Mais qui est M, l’objet du «dossier»? M comme moi, miroir, miasmes, malheur, maman… et surtout comme M, une héritière anglaise, qu’il faut attendre pendant près de trois cents pages et dont on ne saura pas grand-chose, excepté quelques dizaines de SMS, transcrits comme preuve de ses sentiments à elle. Elle est fiancée à un homme d’affaires que, prétend ce promis, ses parents à elle «aiment trop pour qu’elle le quitte». Seize ans la séparent de l’auteur, ça le préoccupe, il est soucieux des chiffres et des dates. Il finit par mettre fin à cette passion mortifère, du coup, elle est prête à se donner, ils se manquent par accident, bref, c’est l’amour dans ses atours éternels: je t’aime, moi non plus.

Cette rupture le laisse «dans un drôle d’état», autrement dit dans une dépression profonde. L’histoire avec M a lieu en 2004. En 2005, l’auteur a une liaison anodine avec une voisine de palier, à la suite de quoi Julien, le mari, se suicide d’une manière théâtrale, sordide, accusatrice, les laissant tous deux avec le poids de la culpabilité. Le thème du suicide est récurrent chez Bouillier – les tentatives de la mère dans Rapport sur moi et ici, de nombreux exemples pris dans la littérature. Qui plus est, Le Dossier M s’ouvre sur la mort volontaire de Carlos Casagemas, le compagnon à Paris du jeune Picasso, dont le geste «gela» pour un temps en «période bleue» l’œuvre de son ami. Le suicide de Julien, lui, ponctue tout le Dossier.

Des pépites

Ce livre qui ne parle que de mort n’est en rien mortifère. Il est porté par un mouvement qui entraîne de page en page. Il y a quand même des tunnels qui incitent à l’ellipse – les pages d’hommage à la charmante actrice Ali MacGraw, idole de ses 12 ans, par exemple –, mais on risque alors de manquer des pépites dans ce terrain aurifère. Et des enchaînements subtils: la mémoire de l’auteur fonctionne de manière proustienne – voir le passage fabuleux sur la rue Tronchet, Flaubert et lui-même; ou celui sur la carabine de ses 10 ans et l’oiseau mort; et encore le saut temporel qui mène d’Ali MacGraw à M.

En épigraphe figure une citation de John Coltrane: «Je pars d’un point et je vais jusqu’au bout.» Il y a aussi quelque chose de cette fluidité dans la phrase de Bouillier.
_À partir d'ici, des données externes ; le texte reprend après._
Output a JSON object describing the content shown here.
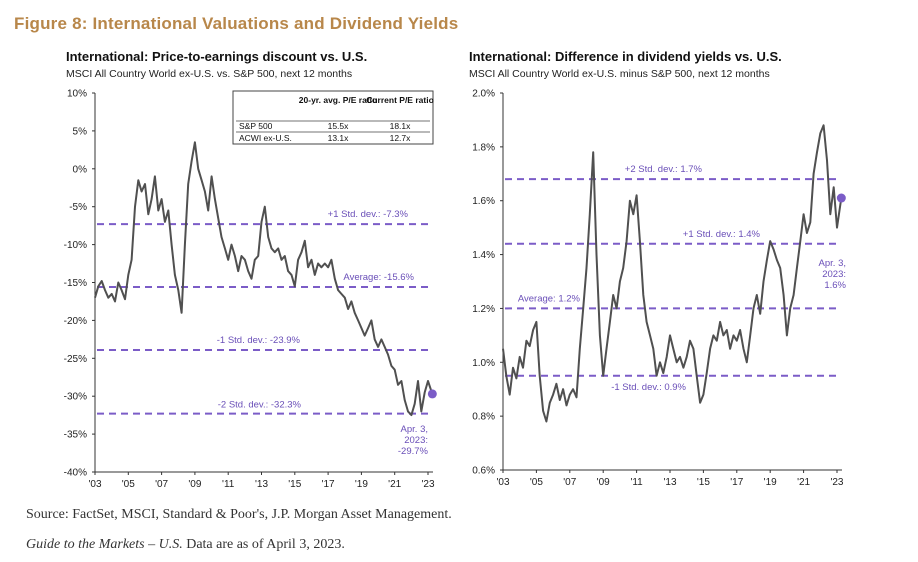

Il n’est pas au bout, apparemment, puisque huit cents autres pages attendent, et que d’autres sont à disposition sur le site. Ne boudons pas notre plaisir.


Grégoire Bouillier est l’invité de la Librairie le Rameau d’or (bd Georges-Favon 17, à Genève), le 14 octobre à 17h30, pour une rencontre avec le public.


Grégoire Bouillier, «Le Dossier M». Livre 1, Flammarion, 876 p.